Selection of the cleavage plane during cytokinesis in dividing cells is linked to the position of the mitotic spindle. A major player in cleavage plane positioning is believed to be the anaphase central spindle and its associated signaling complex called centralspindlin, composed of MgcRacGap and MKLP1. Centralspindlin has the capacity to induce furrowing of the cell cortex by promoting the localized activation of RhoA, which in turn promotes assembly of the contractile ring. We have found a way to induce a cytokinesis-like process in unfertilized Drosophila eggs and very early embryos, when spindle structures are few and located far from invaginating egg cortex. The simple injection of a small molecule inhibitor of Cdk1/Cyclin B (either Roscovitin or RO3306) is sufficient to promote membrane invagination near the site of injection.

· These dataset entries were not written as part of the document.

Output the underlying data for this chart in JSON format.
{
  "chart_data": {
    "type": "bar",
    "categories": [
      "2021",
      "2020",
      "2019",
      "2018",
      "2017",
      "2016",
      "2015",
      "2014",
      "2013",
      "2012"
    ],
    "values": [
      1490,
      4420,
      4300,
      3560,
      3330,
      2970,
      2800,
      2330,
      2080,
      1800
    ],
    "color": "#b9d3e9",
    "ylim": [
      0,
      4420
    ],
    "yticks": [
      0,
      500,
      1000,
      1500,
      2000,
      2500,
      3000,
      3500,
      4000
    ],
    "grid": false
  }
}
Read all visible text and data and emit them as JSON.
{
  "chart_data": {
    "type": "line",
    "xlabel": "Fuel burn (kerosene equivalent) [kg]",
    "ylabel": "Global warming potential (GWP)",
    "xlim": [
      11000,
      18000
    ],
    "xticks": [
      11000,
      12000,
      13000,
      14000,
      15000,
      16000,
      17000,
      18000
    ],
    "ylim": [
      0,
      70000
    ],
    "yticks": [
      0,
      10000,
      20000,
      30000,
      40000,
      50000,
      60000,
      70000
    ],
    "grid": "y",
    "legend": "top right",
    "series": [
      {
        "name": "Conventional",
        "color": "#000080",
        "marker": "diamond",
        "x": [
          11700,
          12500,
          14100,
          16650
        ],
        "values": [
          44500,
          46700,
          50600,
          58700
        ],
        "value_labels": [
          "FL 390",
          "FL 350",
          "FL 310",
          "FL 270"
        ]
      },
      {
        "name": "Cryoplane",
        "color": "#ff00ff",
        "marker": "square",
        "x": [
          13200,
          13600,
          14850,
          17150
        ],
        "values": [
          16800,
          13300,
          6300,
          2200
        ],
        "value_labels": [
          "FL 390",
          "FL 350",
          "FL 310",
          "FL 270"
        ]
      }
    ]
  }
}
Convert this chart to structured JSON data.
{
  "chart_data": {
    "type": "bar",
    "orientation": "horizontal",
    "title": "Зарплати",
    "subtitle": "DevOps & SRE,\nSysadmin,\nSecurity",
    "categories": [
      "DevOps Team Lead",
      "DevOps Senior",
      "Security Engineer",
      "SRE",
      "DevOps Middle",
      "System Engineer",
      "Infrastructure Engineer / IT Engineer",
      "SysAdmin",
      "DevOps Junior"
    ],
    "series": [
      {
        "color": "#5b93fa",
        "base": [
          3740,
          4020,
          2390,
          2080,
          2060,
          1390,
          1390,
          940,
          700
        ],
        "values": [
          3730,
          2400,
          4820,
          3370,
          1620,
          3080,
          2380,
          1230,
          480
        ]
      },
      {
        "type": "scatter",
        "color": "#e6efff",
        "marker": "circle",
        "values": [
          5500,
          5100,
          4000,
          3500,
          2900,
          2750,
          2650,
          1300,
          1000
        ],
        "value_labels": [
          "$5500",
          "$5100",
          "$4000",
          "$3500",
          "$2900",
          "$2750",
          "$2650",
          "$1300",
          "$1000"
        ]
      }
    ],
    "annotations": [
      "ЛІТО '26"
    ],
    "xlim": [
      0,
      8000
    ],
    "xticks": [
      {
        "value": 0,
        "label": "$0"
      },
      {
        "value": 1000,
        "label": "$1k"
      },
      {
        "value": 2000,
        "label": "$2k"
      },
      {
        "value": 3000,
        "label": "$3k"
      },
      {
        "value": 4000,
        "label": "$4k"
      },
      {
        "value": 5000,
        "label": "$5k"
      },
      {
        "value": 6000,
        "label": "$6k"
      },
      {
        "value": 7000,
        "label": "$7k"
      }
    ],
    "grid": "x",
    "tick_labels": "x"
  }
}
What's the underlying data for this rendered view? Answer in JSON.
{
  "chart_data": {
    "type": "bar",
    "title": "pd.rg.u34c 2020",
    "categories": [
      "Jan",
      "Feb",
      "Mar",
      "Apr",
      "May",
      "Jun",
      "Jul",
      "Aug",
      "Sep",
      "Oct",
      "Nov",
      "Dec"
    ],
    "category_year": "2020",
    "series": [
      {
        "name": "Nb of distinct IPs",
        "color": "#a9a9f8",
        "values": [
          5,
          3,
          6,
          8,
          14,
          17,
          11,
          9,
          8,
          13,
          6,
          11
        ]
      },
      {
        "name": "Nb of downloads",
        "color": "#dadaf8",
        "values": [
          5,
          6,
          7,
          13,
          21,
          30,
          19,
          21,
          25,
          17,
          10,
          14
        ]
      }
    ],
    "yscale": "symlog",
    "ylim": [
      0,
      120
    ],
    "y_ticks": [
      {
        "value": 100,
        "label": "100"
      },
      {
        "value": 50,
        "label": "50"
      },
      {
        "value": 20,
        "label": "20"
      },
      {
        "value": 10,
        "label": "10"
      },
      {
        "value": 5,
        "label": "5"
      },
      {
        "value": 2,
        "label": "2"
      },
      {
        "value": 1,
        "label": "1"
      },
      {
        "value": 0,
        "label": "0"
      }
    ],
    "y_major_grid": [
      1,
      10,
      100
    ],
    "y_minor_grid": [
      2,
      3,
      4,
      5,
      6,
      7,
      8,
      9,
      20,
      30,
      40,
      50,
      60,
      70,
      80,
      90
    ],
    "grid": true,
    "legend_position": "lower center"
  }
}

The furrow generated is in many respects similar to a classical cleavage furrow. Actin, myosin, anillin and MKLP1 are all associated with the forming furrow, which in some cases can entirely circumscribe the unfertilized egg. A similar furrow can also be generated by the localized injection of constitutively active RhoA protein, suggesting that Cdk1 is normally an upstream inhibitor of RhoA activation. We show further that this process apparently is not associated with microtubules. Since simple localized inhibition of Cdk1 is sufficient to induce a furrow, we suggest that in real cytokinesis in normal cells, the localized downregulation of Cdk1 activity at the metaphase-anaphase transition may contribute, along with the spindle, to the positioning of the cleavage furrow.